What Is an Accredited Investor?

Accredited investors can put their money into assets that might not be registered with a regulatory authority. (Getty Images) Written by Miranda Marquit

WHEN RESEARCHING different investment opportunities, you might come across the term "accredited investor." This is especially the case if real estate crowdfunding is of interest to you. Some platforms won't let you participate in certain projects unless you're an accredited investor.

But what is an accredited investor, and how do you become one? Here's what you need to know.

As an accredited investor, you're assumed to have the financial cushion or the expertise and knowledge to be able to handle complex and potentially risky investment transactions. Accredited investors can put their money into assets that might not be registered with a regulatory authority.

In general, securities registered with an authority like the Securities and Exchange Commission are thought to be suitable for most people, and the disclosures and regulation are meant to add a layer of protection to common investors who might not be able to financially absorb huge losses, or who might not have the technical or professional knowledge to navigate some of the offerings.

Accredited investors are assumed to be able to handle the additional risk that comes with assets that aren't regulated in the same way. In order to be considered an accredited investor, you must meet one of the following criteria:

Have a high enough income: If you have made $200,000 as an individual (or $300,000 as a married couple) for the past two years, and you expect to make as much in the current year, you can be considered an accredited investor.

Net worth exceeding $1 million: Your net worth when used as a qualifier, whether married or not, must not include the value of your primary residence.

Registered broker or investment advisor: If you can prove that you have enough job experience or professional knowledge in dealing with unregistered securities, you can be considered an accredited investor.

There are also ways for a business entity to be considered an accredited investor, including having assets worth more than $5 million.

While there are other ways to be viewed as accredited investor, most people who qualify will fall into one of the above three categories.

How can you become an accredited investor?

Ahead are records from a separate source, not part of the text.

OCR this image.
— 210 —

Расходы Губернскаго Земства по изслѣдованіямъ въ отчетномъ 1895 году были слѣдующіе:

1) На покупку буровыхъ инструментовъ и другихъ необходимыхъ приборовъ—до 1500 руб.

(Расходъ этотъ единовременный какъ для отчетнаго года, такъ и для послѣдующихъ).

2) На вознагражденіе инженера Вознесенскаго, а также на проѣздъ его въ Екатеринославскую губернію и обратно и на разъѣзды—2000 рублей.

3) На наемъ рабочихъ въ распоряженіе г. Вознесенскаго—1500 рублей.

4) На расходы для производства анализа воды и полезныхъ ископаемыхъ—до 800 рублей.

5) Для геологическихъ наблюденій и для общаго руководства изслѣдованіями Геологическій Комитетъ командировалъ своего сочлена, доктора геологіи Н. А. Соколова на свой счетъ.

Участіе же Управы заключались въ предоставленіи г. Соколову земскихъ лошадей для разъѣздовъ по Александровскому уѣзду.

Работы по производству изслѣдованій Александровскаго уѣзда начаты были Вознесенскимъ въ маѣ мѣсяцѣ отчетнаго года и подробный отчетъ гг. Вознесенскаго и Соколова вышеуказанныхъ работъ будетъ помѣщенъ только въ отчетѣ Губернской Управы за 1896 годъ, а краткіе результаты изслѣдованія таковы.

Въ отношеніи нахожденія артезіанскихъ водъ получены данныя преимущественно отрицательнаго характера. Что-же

The good news is that there isn't any official paperwork to fill out if you want to become accredited. The SEC isn't going to come after you and make you fill out a long application. In fact, those in charge of selling the securities are responsible for making sure that you're eligible for accredited investor status.

However, depending on the issuer, you might have to answer a few questions and provide some documentation about your situation. For example, you might have to provide the securities seller with financial statements or a letter verifying your net worth from a certified public accountant. So, even though the government won't be issuing you a certificate, you still need to prove your ability with the entity issuing the securities.

Basically, if you find a private equity fund that you're interested in, or if you'd like to participate in some crowdfunding ventures, you'll approach them and go through the process of proving that you can handle the potential risks. Unfortunately, you'll have to meet the documentation requirements of each issuer of unregistered securities you want to invest with.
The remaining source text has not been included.